Session properties are contextual values that drive policy evaluation. Examples include:

  • User's ID on your SaaS platform
  • User's department in your company
  • User's role in your company

During policy evaluation, these properties are injected into queries as parameters, enabling secure, dynamic filtering without string concatenation.

Row‑Level Security (RLS)

RLS ensures that users only see rows they’re permitted to. It supports data isolation, privacy, multi‑tenant use cases, and least‑privilege access.

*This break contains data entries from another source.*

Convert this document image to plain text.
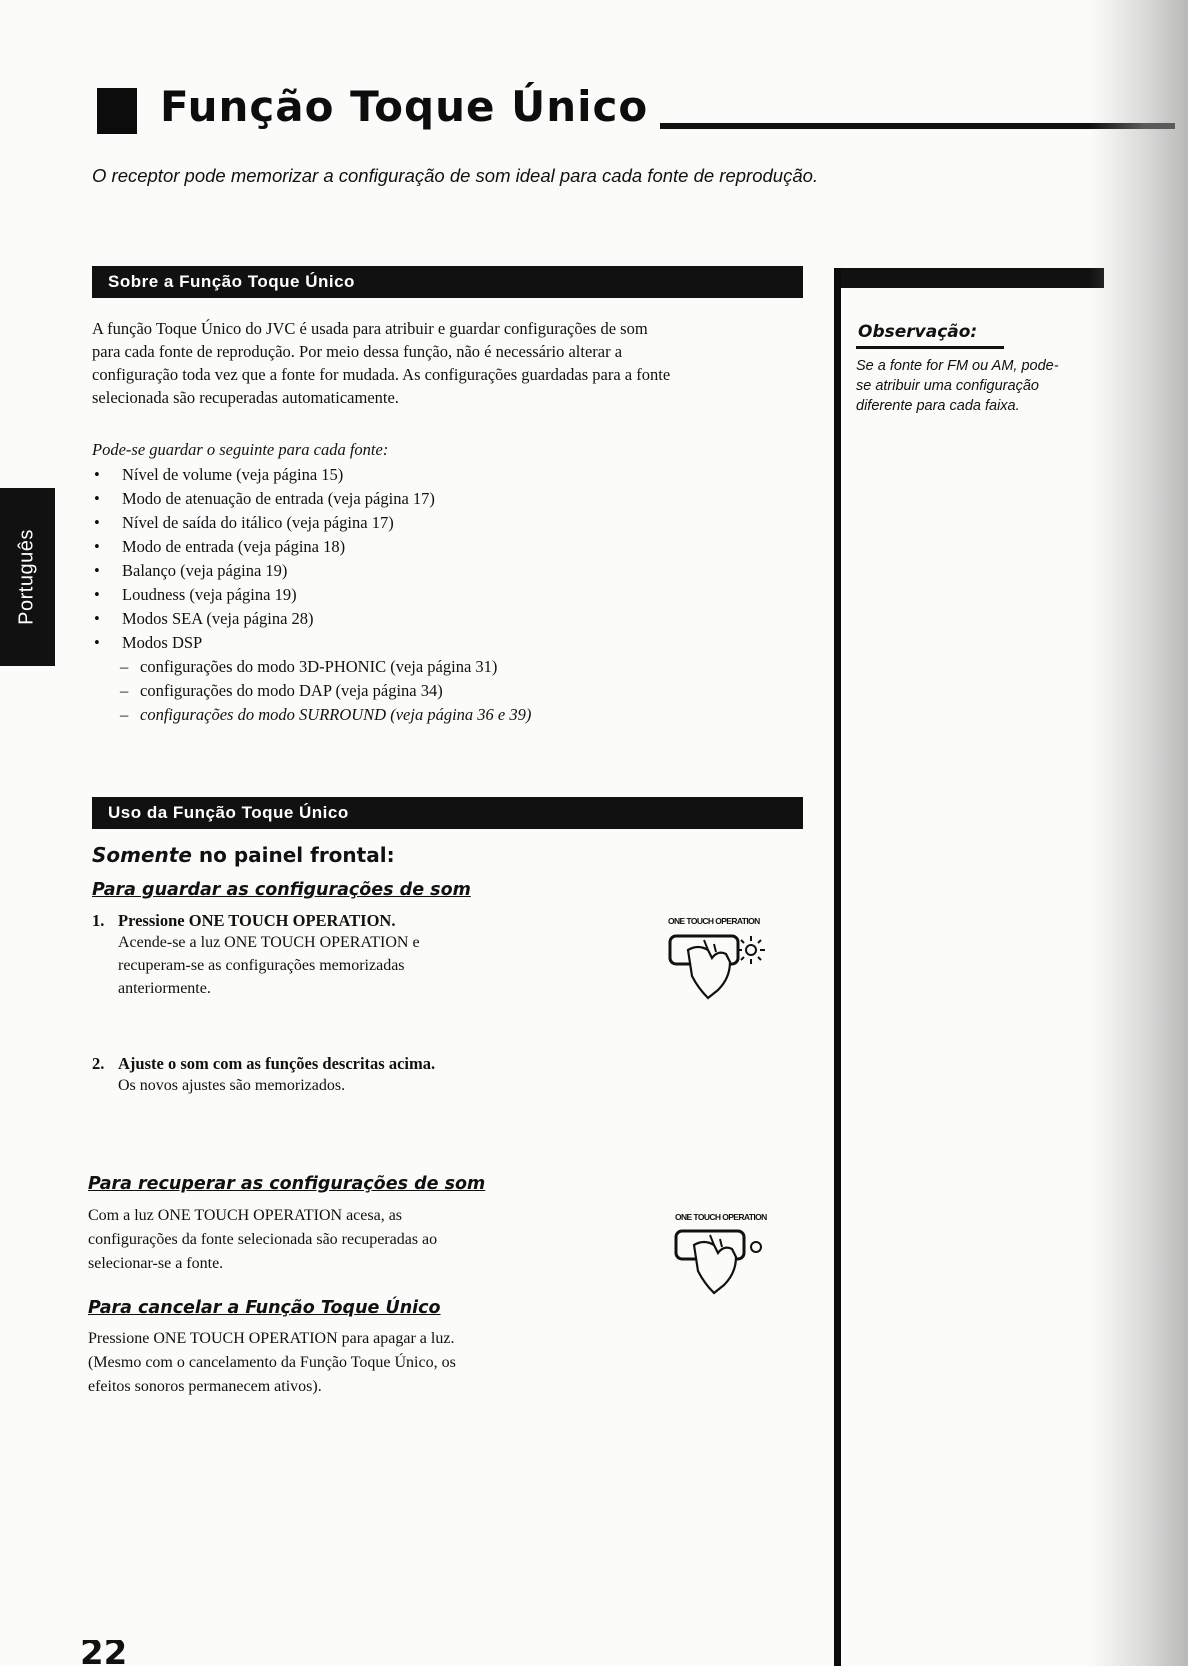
Função Toque Único
O receptor pode memorizar a configuração de som ideal para cada fonte de reprodução.
Sobre a Função Toque Único
A função Toque Único do JVC é usada para atribuir e guardar configurações de som
para cada fonte de reprodução. Por meio dessa função, não é necessário alterar a
configuração toda vez que a fonte for mudada. As configurações guardadas para a fonte
selecionada são recuperadas automaticamente.
Pode-se guardar o seguinte para cada fonte:
• Nível de volume (veja página 15)
• Modo de atenuação de entrada (veja página 17)
• Nível de saída do itálico (veja página 17)
• Modo de entrada (veja página 18)
• Balanço (veja página 19)
• Loudness (veja página 19)
• Modos SEA (veja página 28)
• Modos DSP
– configurações do modo 3D-PHONIC (veja página 31)
– configurações do modo DAP (veja página 34)
– configurações do modo SURROUND (veja página 36 e 39)
Uso da Função Toque Único
Somente no painel frontal:
Para guardar as configurações de som
1. Pressione ONE TOUCH OPERATION.
Acende-se a luz ONE TOUCH OPERATION e
recuperam-se as configurações memorizadas
anteriormente.
2. Ajuste o som com as funções descritas acima.
Os novos ajustes são memorizados.
ONE TOUCH OPERATION
Para recuperar as configurações de som
Com a luz ONE TOUCH OPERATION acesa, as
configurações da fonte selecionada são recuperadas ao
selecionar-se a fonte.
ONE TOUCH OPERATION
Para cancelar a Função Toque Único
Pressione ONE TOUCH OPERATION para apagar a luz.
(Mesmo com o cancelamento da Função Toque Único, os
efeitos sonoros permanecem ativos).
Observação:
Se a fonte for FM ou AM, pode-
se atribuir uma configuração
diferente para cada faixa.
Português
22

RLS follows industry‑standard patterns similar to capabilities found in Snowflake, BigQuery, SQL Server, and PostgreSQL.

Common scenarios where RLS is used:

  • Tenant/organization isolation: Each customer sees only their own data.
  • Regional access: Users see data only for their allowed regions.
  • Owner or team access: Users see items they own or those shared with their teams.
  • Time‑bounded access: Users are restricted to a permitted time window.

You can define policies once and apply them to one or more tables. Policies are evaluated at query time using the current request’s session properties.

Check out the RLS Examples to see how to use RLS in practice.

Column‑Level Security (CLS)

CLS controls access to sensitive columns without blocking entire tables. It complements RLS by protecting attributes like salaries, PII, costs, and internal-only metrics.

How it works at a glance:

  • You select the models and columns to protect.
  • You define one access rule per policy: compare a single session property (e.g., role, country, group) to a value using an operator.
  • If the rule is not satisfied, any query that references those columns fails with a clear “Restricted by policy” error.

Examples of when to use CLS:

  • Hide salary, ssn, or email unless the user is in HR.
  • Allow unit_cost only for Finance; block it for everyone else.
  • Gate price by region using a country session property.

See the step‑by‑step guide: Column‑Level Security and practical CLS Examples.

Where Wren AI enforces security

SurfaceRow‑Level SecurityColumn‑Level Security
Asking questionsYesYes
Generating chartsYesYes
Data previewsYesYes
API requests (ask, chart)YesYes
SpreadsheetsYesYes
Dashboard‑embedded chartsNot yetNot yet

How Wren AI protects AI‑generated SQL

Queries are routed through Wren Engine with policy enforcement

Even when SQL is generated by AI, Wren AI routes queries through the Wren Engine. Policies are applied at Wren Engine, so row‑level conditions and column‑level conditions are attached before execution against your data source.

Session properties are validated; no SQL injection

Session properties (such as user, org, region, roles) never touch your warehouse as raw strings. They are validated and bound during Wren Engine parsing and dialect SQL generation, preventing SQL injection and ensuring consistent, least‑privilege access.